Cross-table inconsistencies: "User IDs in this file don't match our existing user database." You need database context.

Semantic drift: "We changed what 'active_user' means, and now our metrics are wrong." Data looks fine. The definition changed.

Deep anomalies: "This month's sales are 3x normal, but the numbers look valid." Maybe there's a new campaign. Maybe there's a bug. You need analysis, not validation.

This is the realm of monitoring, alerting, and investigation - not validation.

That's also why Detective D doesn't attempt ML-based anomaly detection or automatic fixing. It would be guessing. Instead, it focuses on what it can be confident about: structural issues, schema mismatches, type problems, and basic logical contradictions.

This IS Good For...

Early catches: Stopping broken data at the door before it corrupts dashboards.

Debugging speed: When something breaks, this tells you which file broke and why, in seconds.

Peace of mind: You know when you're sending clean data downstream.

Vendor reliability: Quickly spotting when a vendor changed formats without telling you.

The Real World: Why This Matters Right Now

Here's the painful truth: Most teams don't have time to set up Great Expectations or dbt-expectations for every data source.

A solo engineer? Forget it. An early-stage startup with 10 data sources and one person managing them? Not happening.

But they do have 5 minutes before they ingest a new file.
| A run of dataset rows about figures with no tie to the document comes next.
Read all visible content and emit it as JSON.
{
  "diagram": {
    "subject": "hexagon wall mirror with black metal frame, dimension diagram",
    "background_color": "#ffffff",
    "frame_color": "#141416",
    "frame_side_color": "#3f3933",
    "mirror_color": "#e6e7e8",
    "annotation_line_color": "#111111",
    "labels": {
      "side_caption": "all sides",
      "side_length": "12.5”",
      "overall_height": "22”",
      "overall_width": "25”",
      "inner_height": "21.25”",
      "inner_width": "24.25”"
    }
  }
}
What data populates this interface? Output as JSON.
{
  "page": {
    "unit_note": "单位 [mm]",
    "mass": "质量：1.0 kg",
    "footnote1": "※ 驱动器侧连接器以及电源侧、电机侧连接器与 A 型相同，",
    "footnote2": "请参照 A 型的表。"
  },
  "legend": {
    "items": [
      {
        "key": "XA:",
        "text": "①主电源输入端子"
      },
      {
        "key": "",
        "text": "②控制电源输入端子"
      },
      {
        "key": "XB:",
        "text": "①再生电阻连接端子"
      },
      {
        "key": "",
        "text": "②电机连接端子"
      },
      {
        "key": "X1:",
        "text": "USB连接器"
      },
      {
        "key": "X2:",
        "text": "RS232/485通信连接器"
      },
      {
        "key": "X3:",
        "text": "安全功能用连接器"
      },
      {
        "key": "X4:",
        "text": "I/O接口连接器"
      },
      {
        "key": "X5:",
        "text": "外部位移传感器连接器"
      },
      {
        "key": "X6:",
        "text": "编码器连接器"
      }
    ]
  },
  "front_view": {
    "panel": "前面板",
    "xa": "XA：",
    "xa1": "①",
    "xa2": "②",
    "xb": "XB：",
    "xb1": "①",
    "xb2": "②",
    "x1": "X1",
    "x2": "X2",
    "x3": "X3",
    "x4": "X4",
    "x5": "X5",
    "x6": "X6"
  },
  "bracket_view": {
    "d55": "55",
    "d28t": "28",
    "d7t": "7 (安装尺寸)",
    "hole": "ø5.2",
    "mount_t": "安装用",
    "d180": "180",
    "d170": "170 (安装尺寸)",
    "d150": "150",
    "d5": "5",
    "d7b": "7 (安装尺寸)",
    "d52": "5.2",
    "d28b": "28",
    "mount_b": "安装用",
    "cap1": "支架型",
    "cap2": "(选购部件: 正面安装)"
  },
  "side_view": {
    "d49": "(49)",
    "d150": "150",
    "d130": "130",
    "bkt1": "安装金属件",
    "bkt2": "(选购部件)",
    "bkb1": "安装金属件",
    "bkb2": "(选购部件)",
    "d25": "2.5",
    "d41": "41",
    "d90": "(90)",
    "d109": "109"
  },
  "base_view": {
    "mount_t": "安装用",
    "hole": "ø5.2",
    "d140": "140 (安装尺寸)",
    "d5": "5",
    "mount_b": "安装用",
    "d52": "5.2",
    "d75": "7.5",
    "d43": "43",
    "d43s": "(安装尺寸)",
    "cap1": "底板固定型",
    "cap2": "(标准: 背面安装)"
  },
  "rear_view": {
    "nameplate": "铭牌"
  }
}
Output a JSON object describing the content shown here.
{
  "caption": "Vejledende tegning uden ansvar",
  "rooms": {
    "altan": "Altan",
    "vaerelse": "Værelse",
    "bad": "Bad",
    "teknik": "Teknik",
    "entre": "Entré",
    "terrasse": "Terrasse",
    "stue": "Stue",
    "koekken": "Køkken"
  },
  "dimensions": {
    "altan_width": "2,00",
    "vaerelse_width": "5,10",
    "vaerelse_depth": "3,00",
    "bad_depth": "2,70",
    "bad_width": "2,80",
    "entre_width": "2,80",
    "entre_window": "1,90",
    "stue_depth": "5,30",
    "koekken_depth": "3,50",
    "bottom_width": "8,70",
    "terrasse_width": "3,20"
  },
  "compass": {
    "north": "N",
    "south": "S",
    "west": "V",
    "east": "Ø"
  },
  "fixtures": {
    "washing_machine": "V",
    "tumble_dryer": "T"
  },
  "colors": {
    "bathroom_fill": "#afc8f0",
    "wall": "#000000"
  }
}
They do want to know why their pipeline failed before they spend 2 hours debugging.

One data engineer described their actual workflow:

"I often run into structural or data quality issues that I need to gracefully handle... I store all raw data for reprocessing purposes. After corrections, I automatically reprocess raw data for failures."

Translation: They catch errors, fix them at the source, then re-ingest. Fast validation would save them hours.

This is where a lightweight, browser-based tool fits. Not instead of enterprise tooling for big operations. Alongside it. Or instead of it, if you're not at that scale yet.

Your Next Move

When you receive a data file and need to ask:

"Why did this break?"
"Which rows are problematic?"
"Is this safe to ingest?"

You have options:

Set up enterprise tooling (if you have the time and scale)
Do it manually (if you like debugging at 3 AM)
Use a lightweight check (if you want answers in seconds)

If it's option 3, you can upload your file to DatumInt right now. Detective D will scan it, flag issues, explain what went wrong, and give you a clear picture of whether it's safe to ingest. No infrastructure. No setup. Just answers.

The shape of your data is valid. The reality of your data? That's where the problems hide.